William Troy Patterson is a “covered person” under the statute because he is the spouse of and was residing in the same household with the policyholder at the time of the accident. However, liability coverage is excluded if the Camaro was either owned by William Troy Patterson or was furnished for his regular use.

G.S. sec. 20-4.01(26) defines “owner” as:
A person holding the legal title to a vehicle, or in the event a vehicle is the subject of a chattel mortgage or an agreement for the conditional sale or lease thereof or other like agreement, with the right of purchase upon performance of the conditions stated in the agreement, and with the immediate right of possession vested in the mortgagor, conditional vendee or lessee, said mortgagor, conditional vendee or lessee shall be deemed the owner for the purpose of this Chapter.

This definition applies to all of Chapter 20 and to the Financial Responsibility Act unless the context requires otherwise.

*392‘[F]or purposes of tort law and liability insurance coverage, no ownership passes to the purchaser of a motor vehicle which requires registration’ until transfer of legal title is effected as provided in G.S. 20-72(b). The general rule then, as between vendor and vendee, is that the vendee does not acquire ‘valid owner’s liability insurance until legal title has been transferred or assigned’ to the vendee by the vendor.

Roseboro Ford, Inc. v. Bass, 77 N.C. App. 363, 366, 335 S.E. 2d 214, 216 (1985) (citations omitted) (emphasis in original).

However, an exception to this rule was established in Ohio Casualty Ins. Co. v. Anderson, 59 N.C. App. 621, 298 S.E. 2d 56 (1982), cert. denied, 307 N.C. 698, 301 S.E. 2d 101 (1983), where neither the vendor nor the vendee had legal title subsequent to the sale of the vehicle. Legal title, instead, was transferred simultaneously and in connection with the vendee’s purchase of the vehicle, from the vendor to a third party, the vendee’s son. The transfer was accomplished at the vendee’s direction and without the knowledge or approval of his son. The vendee, however, paid the entire purchase price, had exclusive possession and use of the vehicle, obtained the insurance coverage for it, and paid the premiums therefor. This Court stated that “[t]his sufficed to give him a clear equitable interest in the vehicle, . . . and that equitable interest sufficed, under the particular facts and circumstances, to make him the ‘owner’ of the vehicle within the coverage intent of the policy, interpreted in light of the purpose and intent of the Financial Responsibility Act.” Id. at 625, 298 S.E. 2d at 59.

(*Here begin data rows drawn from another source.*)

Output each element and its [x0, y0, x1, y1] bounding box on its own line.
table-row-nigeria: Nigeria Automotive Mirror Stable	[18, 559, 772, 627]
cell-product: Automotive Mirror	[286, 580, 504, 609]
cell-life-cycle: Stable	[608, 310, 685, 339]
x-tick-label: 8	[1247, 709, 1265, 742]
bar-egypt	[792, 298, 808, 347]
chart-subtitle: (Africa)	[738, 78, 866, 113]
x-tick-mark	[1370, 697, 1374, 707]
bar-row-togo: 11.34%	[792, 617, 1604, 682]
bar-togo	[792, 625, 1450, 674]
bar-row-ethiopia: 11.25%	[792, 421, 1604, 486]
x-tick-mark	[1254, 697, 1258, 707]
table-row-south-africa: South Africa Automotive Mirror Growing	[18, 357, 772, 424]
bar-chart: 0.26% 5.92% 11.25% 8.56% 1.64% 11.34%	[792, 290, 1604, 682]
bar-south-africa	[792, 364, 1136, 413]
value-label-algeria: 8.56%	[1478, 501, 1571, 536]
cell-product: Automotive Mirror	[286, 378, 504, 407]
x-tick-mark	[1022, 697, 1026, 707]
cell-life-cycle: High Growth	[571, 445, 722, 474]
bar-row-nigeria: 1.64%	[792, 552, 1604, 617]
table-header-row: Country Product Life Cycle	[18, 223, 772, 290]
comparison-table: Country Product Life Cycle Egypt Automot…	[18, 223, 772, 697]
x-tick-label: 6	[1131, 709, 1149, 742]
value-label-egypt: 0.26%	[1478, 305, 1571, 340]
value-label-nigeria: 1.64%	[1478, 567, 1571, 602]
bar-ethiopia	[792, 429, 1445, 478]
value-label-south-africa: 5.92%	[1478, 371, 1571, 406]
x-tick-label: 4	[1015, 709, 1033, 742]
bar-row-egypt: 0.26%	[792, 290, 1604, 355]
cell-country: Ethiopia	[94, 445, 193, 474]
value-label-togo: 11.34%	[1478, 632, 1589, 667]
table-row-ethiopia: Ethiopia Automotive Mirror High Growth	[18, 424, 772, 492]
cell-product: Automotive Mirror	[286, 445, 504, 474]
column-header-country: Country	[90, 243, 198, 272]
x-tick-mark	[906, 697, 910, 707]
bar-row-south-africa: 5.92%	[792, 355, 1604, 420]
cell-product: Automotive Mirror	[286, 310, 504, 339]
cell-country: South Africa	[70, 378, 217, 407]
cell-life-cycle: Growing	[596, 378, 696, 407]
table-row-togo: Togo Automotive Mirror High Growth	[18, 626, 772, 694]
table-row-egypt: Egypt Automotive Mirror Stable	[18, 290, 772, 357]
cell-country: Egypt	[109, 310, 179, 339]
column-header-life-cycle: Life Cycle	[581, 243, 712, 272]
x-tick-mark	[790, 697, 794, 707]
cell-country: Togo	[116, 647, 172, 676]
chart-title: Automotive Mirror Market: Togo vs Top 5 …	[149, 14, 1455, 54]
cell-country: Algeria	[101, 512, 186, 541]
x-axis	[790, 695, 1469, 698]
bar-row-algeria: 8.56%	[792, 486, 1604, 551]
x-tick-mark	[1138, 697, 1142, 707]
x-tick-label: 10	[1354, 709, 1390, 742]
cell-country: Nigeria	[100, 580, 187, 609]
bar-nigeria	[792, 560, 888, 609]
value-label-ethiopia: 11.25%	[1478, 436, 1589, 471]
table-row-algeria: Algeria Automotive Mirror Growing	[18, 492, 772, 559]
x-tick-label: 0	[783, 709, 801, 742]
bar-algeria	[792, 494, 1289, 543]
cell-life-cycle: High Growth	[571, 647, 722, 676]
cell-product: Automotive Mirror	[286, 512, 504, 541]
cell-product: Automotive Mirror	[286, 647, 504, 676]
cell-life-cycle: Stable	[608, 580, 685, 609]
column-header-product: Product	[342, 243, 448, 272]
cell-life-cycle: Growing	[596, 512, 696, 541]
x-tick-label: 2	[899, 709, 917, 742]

In the case sub judice, neither the vendor nor vendee held legal title. The evidence established that the actual owner of the Camaro was Jerome Hall. William Troy Patterson paid a full purchase price for the car and had exclusive possession of the car. However, he did not use the car until the day of the accident and never obtained automobile insurance for the car. The evidence did establish that William Troy Patterson would have obtained insurance when he “got [the car] running right,” and did not plan to drive the car until he had made all the necessary repairs.

We believe that under the facts and circumstances of the case sub judice, that Patterson had an equitable interest in the *393Camaro which was sufficient to make him the “owner” of the vehicle within the coverage intent of the policy.

Because we have determined that Patterson owned the Ca-maro, and thus was excluded from liability coverage under the policy, we need not determine whether the Camaro was furnished for his regular use.

Accordingly, for all the aforementioned reasons, the judgment of the trial court is

Affirmed.

Judge Smith concurs. Judge Phillips dissents.





Dissenting Opinion

Judge Phillips

dissenting.

In my opinion the exclusions in defendant’s policy do not apply to this case and the order of summary judgment is erroneous, because within the contemplation of the Financial Responsibility Act the Camaro automobile involved was neither owned by William Patterson nor furnished for his regular use.